I viewed the RE contract form 'CBS1 Contract to Buy and Sell, Residential" on It is very lengthy.  I have viewed the purchase agreements and assignment agreements on BP.  Do any Colorado Wholesalers have examples of the forms they use for each?  I am hoping to find a simplified form that someone with more experience than myself already knows is legal in Colorado.  It would be greatly appreciated.



@Kenya McCormack it is my opinion that the standard form contract protects both parties equally and a well written contract provides a competent buyer with more that enough safeguards. As for sellers becoming overwhelmed with all the pages. I have found that telling them it's the state authorized form provides them with more security than having a one or two page document. I have talked to a couple local RE attorneys and they agree. It is their position that anyone using a non-standard form contract would have egg on their face in front of a judge. It would do one of two things, make it look like you are trying to pull a fast one on the sellers or look like you are ignorant of real estate law. Neither would be good.

If the contract overwhelms you then there are title companies that sponsor classes that cover the contract on a line by line basis. It's part of continuing education required for licensed brokers. You would do well to take that class or attend a similar class from a local real estate school. Know this, every one of the lines in the standard form contract is there because of multiple cases where the subject was an issue in real estate transactions.

If assumption is the mother of all chaos...I can only imagine what ambiguity can do.  I concur with @Bill S.  100%.  

I assume there is not a state-approved assignment form,  right?  In Colorado,  has anyone used the BP assignment form?

@Ross G. there is a section of the contract about assignment and a check box to be filled out allowing or disallowing assignment of the contract.

@Bill S. Thanks for pointing that out.  So that checkbox allows the contract to be assigned, but then you need an actual assignment form.  I'm guessing the form of assignment isn't as critical if seller has already agreed to an assignment in the sales contract?  The BP form should work fine?

@Ross G. you only need that box to be checked for the seller.

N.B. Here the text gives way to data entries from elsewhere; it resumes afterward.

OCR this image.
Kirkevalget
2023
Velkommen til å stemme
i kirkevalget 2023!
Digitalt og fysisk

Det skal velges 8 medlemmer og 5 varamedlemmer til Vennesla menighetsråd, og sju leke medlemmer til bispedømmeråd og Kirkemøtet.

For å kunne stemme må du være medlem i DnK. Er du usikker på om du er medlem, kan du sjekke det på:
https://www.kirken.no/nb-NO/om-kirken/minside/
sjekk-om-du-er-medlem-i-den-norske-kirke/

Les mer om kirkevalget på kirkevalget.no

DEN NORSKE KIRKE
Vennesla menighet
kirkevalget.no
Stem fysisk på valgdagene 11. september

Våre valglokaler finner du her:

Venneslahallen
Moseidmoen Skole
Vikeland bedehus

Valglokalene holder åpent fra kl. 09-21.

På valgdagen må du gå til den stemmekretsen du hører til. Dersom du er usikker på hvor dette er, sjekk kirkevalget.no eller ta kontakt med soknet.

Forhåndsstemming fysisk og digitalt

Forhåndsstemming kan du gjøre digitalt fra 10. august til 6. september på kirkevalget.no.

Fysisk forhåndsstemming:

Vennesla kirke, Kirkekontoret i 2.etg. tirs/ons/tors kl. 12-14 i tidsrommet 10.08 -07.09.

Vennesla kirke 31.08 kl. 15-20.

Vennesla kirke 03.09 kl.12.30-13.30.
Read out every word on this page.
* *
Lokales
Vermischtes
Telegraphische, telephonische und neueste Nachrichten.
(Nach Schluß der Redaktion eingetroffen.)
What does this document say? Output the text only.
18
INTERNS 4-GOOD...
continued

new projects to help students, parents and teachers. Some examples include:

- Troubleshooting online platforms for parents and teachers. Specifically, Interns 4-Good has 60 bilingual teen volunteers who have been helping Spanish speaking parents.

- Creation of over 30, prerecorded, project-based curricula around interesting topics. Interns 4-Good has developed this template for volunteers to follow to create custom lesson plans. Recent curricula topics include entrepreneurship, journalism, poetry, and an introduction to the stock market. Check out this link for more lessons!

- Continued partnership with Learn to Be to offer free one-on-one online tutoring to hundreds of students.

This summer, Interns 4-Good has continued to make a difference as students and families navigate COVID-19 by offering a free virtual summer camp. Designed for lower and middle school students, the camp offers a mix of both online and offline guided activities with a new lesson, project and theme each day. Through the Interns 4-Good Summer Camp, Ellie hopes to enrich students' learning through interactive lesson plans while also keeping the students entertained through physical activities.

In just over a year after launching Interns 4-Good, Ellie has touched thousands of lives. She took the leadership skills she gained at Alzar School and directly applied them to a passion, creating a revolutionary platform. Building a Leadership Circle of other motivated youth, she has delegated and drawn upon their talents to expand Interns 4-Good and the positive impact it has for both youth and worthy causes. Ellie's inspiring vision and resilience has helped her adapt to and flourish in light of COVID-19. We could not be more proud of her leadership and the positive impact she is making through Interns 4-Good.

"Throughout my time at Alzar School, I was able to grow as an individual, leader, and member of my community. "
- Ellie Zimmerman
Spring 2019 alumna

I suppose you could also have them sign a document acknowledging that you have assigned the contract but I really don't see why you would do that. 

You would, of course, need an agreement with the buyer that is stepping in. There is no state form for that agreement. You should get that from you local attorney.

@Bill S Thanks for the information. Do you know the best way for me to find some of these classes on contracts that are offered by the title companies? I will inquire on some of the REI sites that I have joined as well.

Also, I previously held my RE license in TN.  At this point I don't think I need to go this route.  I really want to wholesale for now.  Eventually I would like to flip/buy & hold.  I know in TN it was somewhat costly to hang your license in a Broker's office. Costly, if you weren't actively working as an agent.

I see much discussion on whether or not investors should have their RE license.  My question is what value would I offer to a broker if I was simply wholesaling and why would any broker want my license on their wall?  Am I missing something? At some point I could list my own properties, etc with my broker, but for now?????

Thanks so much!

Kenya McCormack

@Kenya McCormack I would think that for wholesaling, you're absolutely right--no need to have your license. There is one advantage, in that for a monthly fee you'd have direct access to the MLS to get comps and find expired listings. However, with the right connections and/or websites, you could probably get that (or close to it) anyway.

One option, since there are always advantages and disadvantages whether you're licensed or not, is to talk to your husband and see about one of the two of you getting your license while the other remains unlicensed. That way you'd get the best of both worlds. Just remember the licensed partner would always have to disclose that they're an agent.